Expanding the educational gape
Losing the ability to learn is in many cases equivalent to losing the right to a better future. Back when the world was quarantining, schools chose the online learning root. On paper the idea is great and all, but reality demands different outcomes. For a kid, teenager, or adolescent to manage online learning, they must have a stable wifi connection, an electronic device, and an actual space to study.
Developing countries have always had some issue or another when it comes to an internet connection. However, the problem is even worse when low-income homes don’t have electricity to power the connection. As for a laptop or a phone to follow the class, well technology is expensive. A family sharing the same device is no longer an option. Everyone in the house will need their own. On the other hand, many learners don’t have their own room, let alone a desk. Thus, they don’t have the required environment for productive education.
People with high incomes don’t experience these inconveniences. They probably don’t know such things even exist. In the past, education was a means to close the rift between the rich and the less fortunate. But now it’s just another rich privilege. Thus, researchers believe that existing racial and socioeconomic achievement gaps could expand by 15 to 20 percent. Furthermore, many education researchers dread that students who suffered the greatest learning losses in the spring may never catch up.
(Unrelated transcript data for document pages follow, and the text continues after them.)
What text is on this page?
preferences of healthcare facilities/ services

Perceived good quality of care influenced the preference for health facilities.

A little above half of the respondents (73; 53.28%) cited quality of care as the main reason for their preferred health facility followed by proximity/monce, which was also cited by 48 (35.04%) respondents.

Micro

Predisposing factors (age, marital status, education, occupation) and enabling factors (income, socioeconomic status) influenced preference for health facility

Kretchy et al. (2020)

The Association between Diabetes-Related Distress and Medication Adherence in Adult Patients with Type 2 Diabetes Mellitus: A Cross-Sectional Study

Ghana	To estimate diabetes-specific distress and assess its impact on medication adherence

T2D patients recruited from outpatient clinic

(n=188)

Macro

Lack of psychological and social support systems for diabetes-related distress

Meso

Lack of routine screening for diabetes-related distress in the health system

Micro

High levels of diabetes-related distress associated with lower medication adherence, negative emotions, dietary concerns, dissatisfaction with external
Moreover, education economist Douglas Harris of Tulane University in New Orleans stated that “There were gaps before. Now they’re wider. A great accomplishment, unfortunately, would be to get back to where they were before this pandemic started.”
Bridging the digital divide
In the United States, researchers suggest that 10 to 20 percent of students lacked access to devices such as tablets or computers, the internet, or both, during the spring shift to online instruction. Furthermore, an April survey from Washington, D.C discovered that some 43 percent of low-income students would likely have to complete their homework on a cell phone. Thus, nonprofit groups are trying their best to acquire laptops and other devices for those in need. Providing the much needed devices will certainly help in lessing the educational gape.
Another solution is smart” buses with Wi-Fi hot spots in areas without reliable internet access. This way those with no or poor wifi connection can have access to their education.
Creating Pandemic pods
Another creative solution is creating pandemic pods. At a first glance, tutor hiring might just be the ideal idea to worsen inequities since the rich are more than capable to hire the best ,while the poor wont be able to hire anyone at all. However, it can actually prove to benefit both sides. In Mexico, for example, the community formed such pods for exchanging services such as English lessons and housekeeping. This way both parties benefit during this global health crisis.
“When families and communities are in crisis, that’s when they come together to pool and share resources,” says Prado, a fifth-year doctoral student in education at the University of California, Irvine.
In brief, in times of need, we must find creative means to preserve this generation’s education. The gape between social inequality might be wide but time and effort will somehow shrink it.